Since \(x\) was arbitrary, this shows that every vertex of \(G\) must be in one or the other of the connected components \(G_u\) and \(G_v\text{,}\) so there are at most two connected components of \(G\setminus\{uv\}\text{.}\) Since \(uv\) was an arbitrary edge of \(G\) and \(G\) was an arbitrary connected graph, this shows that deleting any edge of a connected graph can never result in a graph with more than two connected components.

A cycle is like a path, except that it starts and ends at the same vertex. The structures that we will call cycles in this course, are sometimes referred to as circuits.

Definition 12.3.6.

A walk of length at least \(1\) in which no vertex appears more than once, except that the first vertex is the same as the last, is called a cycle.

Notation 12.3.7.

For \(n \ge 3\text{,}\) a graph on \(n\) vertices whose only edges are those used in a cycle of length \(n\) (which is a walk of length \(n\) that is also a cycle) is denoted by \(C_n\).

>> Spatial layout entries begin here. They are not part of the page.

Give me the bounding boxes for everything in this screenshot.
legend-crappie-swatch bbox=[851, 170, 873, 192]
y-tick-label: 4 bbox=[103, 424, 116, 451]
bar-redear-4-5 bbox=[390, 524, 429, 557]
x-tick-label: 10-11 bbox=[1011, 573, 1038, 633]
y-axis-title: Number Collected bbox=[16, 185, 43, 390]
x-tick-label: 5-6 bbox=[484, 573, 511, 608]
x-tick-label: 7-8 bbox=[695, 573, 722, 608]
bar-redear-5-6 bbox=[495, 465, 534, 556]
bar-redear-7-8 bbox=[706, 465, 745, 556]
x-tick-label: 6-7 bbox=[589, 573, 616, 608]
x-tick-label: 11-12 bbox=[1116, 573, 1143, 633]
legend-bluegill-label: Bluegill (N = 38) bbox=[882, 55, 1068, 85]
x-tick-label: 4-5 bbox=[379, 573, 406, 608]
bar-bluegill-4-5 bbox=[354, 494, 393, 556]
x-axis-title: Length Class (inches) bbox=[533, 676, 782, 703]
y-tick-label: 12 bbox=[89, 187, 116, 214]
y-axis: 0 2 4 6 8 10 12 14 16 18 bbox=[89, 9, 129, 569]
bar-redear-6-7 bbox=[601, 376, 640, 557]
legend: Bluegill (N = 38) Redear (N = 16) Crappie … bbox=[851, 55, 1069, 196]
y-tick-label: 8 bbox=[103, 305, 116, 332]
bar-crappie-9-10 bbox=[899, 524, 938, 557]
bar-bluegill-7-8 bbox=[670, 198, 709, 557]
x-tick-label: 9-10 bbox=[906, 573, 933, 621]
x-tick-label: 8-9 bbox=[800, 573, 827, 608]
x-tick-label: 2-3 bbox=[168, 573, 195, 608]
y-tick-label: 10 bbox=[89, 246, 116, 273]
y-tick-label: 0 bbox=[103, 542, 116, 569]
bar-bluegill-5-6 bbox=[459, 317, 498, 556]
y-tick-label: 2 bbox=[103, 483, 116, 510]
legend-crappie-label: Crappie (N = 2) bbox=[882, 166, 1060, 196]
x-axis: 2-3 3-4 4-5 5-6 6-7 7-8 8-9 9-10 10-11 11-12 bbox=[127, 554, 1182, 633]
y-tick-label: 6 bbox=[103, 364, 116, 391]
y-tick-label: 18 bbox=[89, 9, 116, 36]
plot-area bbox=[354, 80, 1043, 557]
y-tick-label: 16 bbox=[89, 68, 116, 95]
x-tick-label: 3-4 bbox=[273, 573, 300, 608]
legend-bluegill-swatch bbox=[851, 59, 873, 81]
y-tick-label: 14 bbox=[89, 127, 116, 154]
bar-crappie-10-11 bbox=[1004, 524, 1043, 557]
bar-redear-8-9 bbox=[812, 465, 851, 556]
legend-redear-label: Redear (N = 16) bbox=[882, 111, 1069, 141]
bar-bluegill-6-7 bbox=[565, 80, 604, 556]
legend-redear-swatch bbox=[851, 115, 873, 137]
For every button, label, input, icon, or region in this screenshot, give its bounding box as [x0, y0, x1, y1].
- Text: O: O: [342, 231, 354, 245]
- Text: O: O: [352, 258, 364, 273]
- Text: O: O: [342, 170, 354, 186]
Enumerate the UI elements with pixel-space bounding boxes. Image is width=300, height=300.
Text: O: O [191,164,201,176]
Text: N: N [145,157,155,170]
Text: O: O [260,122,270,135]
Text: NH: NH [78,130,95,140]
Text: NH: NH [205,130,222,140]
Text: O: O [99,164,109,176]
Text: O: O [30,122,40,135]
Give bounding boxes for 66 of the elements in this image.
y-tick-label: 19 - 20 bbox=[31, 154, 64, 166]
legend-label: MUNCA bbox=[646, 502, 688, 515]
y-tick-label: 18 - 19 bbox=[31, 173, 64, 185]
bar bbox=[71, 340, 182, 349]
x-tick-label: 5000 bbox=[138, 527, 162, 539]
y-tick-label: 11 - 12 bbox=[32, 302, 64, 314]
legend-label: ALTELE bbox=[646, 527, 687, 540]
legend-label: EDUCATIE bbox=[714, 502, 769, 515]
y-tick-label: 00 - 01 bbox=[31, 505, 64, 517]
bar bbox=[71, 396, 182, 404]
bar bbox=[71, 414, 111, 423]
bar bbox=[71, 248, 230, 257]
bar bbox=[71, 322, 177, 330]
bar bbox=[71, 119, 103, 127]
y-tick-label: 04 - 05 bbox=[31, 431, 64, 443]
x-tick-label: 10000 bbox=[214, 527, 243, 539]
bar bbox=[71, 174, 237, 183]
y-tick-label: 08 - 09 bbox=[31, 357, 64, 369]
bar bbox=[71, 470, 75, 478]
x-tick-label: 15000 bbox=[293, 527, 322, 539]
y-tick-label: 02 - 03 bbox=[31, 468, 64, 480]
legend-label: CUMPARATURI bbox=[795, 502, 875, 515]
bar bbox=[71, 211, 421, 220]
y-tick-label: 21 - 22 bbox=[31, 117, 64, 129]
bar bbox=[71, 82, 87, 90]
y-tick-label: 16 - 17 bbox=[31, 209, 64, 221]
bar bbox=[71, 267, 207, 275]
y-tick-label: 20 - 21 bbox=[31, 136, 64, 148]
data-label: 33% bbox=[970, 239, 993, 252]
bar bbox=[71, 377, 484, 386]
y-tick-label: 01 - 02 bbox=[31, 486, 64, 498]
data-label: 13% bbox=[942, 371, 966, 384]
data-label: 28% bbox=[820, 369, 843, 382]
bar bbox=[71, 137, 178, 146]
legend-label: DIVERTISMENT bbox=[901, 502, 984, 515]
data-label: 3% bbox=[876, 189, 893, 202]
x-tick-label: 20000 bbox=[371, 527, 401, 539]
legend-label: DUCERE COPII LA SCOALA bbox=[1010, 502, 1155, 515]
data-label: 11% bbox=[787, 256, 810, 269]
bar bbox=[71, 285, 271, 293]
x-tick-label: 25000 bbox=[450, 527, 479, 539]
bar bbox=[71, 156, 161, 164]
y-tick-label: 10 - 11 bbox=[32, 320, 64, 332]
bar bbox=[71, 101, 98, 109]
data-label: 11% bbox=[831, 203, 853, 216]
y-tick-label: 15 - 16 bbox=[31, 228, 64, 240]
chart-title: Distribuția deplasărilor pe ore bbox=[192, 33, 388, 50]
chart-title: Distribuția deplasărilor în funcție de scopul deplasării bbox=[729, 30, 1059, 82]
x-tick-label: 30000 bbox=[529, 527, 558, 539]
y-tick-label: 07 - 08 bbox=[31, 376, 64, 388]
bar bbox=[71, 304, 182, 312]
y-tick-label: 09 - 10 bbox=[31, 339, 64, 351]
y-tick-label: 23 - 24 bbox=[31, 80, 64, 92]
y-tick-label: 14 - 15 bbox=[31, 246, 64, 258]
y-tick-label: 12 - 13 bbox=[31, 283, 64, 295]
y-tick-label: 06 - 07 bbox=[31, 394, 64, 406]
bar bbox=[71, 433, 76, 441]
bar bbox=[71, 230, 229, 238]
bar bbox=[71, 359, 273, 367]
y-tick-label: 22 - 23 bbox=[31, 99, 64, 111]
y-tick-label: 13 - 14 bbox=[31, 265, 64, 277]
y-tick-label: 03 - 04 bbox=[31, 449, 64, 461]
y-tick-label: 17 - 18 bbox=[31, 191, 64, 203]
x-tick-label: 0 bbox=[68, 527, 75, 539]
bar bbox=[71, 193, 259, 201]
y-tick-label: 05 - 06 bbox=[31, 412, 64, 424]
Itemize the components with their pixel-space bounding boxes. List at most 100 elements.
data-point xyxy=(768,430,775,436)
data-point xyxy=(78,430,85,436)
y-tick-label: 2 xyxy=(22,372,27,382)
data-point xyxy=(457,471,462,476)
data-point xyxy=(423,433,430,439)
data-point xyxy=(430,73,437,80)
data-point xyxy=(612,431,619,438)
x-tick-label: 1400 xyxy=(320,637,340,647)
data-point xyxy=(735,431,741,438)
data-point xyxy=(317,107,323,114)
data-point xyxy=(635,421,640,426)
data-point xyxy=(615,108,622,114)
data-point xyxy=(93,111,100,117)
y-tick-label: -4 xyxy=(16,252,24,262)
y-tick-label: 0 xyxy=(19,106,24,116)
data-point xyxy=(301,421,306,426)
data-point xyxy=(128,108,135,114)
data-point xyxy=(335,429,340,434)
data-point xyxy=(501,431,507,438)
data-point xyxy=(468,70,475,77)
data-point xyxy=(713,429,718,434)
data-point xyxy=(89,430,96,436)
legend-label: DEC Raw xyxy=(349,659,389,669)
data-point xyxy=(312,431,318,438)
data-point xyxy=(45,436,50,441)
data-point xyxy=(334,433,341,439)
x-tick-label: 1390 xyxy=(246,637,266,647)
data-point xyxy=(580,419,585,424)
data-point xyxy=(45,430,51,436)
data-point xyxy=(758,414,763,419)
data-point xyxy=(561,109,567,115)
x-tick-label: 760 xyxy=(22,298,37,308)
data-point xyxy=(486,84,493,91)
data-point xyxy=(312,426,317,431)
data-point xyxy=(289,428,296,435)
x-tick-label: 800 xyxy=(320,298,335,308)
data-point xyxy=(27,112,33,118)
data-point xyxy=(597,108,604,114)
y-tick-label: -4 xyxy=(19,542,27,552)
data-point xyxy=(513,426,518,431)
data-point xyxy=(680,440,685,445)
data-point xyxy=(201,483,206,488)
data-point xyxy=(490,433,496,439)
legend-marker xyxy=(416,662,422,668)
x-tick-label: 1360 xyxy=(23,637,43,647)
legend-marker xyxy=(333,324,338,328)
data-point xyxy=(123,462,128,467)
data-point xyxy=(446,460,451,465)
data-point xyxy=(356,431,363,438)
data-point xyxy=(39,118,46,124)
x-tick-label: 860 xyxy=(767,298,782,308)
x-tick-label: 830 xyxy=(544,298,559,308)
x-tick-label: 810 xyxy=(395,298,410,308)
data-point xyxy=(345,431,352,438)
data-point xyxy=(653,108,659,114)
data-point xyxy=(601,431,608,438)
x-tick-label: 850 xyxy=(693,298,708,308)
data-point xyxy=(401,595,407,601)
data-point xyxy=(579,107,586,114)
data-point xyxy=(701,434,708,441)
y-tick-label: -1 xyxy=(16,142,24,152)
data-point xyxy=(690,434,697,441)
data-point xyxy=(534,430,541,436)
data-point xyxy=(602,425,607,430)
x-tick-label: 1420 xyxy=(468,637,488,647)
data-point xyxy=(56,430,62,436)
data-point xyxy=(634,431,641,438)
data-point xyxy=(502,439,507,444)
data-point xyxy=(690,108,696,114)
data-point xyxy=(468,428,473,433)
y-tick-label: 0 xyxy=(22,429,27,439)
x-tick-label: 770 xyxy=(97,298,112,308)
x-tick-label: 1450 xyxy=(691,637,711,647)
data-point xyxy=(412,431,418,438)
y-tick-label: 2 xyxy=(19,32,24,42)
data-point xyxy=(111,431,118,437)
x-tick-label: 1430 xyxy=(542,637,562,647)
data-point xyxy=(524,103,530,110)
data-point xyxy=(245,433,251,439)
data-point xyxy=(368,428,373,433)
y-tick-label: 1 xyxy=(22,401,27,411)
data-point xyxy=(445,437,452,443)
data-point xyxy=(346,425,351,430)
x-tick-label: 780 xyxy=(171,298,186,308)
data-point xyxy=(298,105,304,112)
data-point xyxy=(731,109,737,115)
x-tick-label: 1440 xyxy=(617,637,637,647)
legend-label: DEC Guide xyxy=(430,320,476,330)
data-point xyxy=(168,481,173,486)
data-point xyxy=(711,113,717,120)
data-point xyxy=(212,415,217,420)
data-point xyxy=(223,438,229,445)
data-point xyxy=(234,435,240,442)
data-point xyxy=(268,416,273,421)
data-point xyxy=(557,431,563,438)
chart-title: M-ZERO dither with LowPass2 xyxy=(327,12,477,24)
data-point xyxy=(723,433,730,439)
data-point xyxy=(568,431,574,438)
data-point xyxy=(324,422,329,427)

The requirement that the walk have length at least \(1\) only serves to make it clear that a walk of just one vertex is not considered a cycle. In fact, a cycle in a simple graph must have length at least \(3\text{.}\)

In the graph from Example 12.3.3, \((a,e,f,a)\) is a cycle of length \(3\text{,}\) and \((b,g,d,h,c,f,b)\) is a cycle of length \(6\text{.}\)

Here are drawings of some small paths and cycles:

We end this section with a proposition whose proof will be left as an exercise.

  1. In the graph

    1. Find a path of length \(3\text{.}\)

    2. Find a cycle of length \(3\text{.}\)

    3. Find a walk of length \(3\) that is neither a path nor a cycle. Explain why your answer is correct.

  2. Prove that in a graph, any walk that starts and ends with the same vertex and has the smallest possible non-zero length, must be a cycle.

  3. Prove Proposition 12.3.9.

  4. Prove by induction that if every vertex of a connected graph on \(n \ge 2\) vertices has valency \(1\) or \(2\text{,}\) then the graph is isomorphic to \(P_n\) or \(C_n\text{.}\)

  5. Let \(G\) be a (simple) graph on \(n\) vertices. Suppose that \(G\) has the following property: whenever \(u \nsim v\text{,}\) \(d_G(u)+d_G(v) \ge n-1\text{.}\) Prove that \(G\) is connected.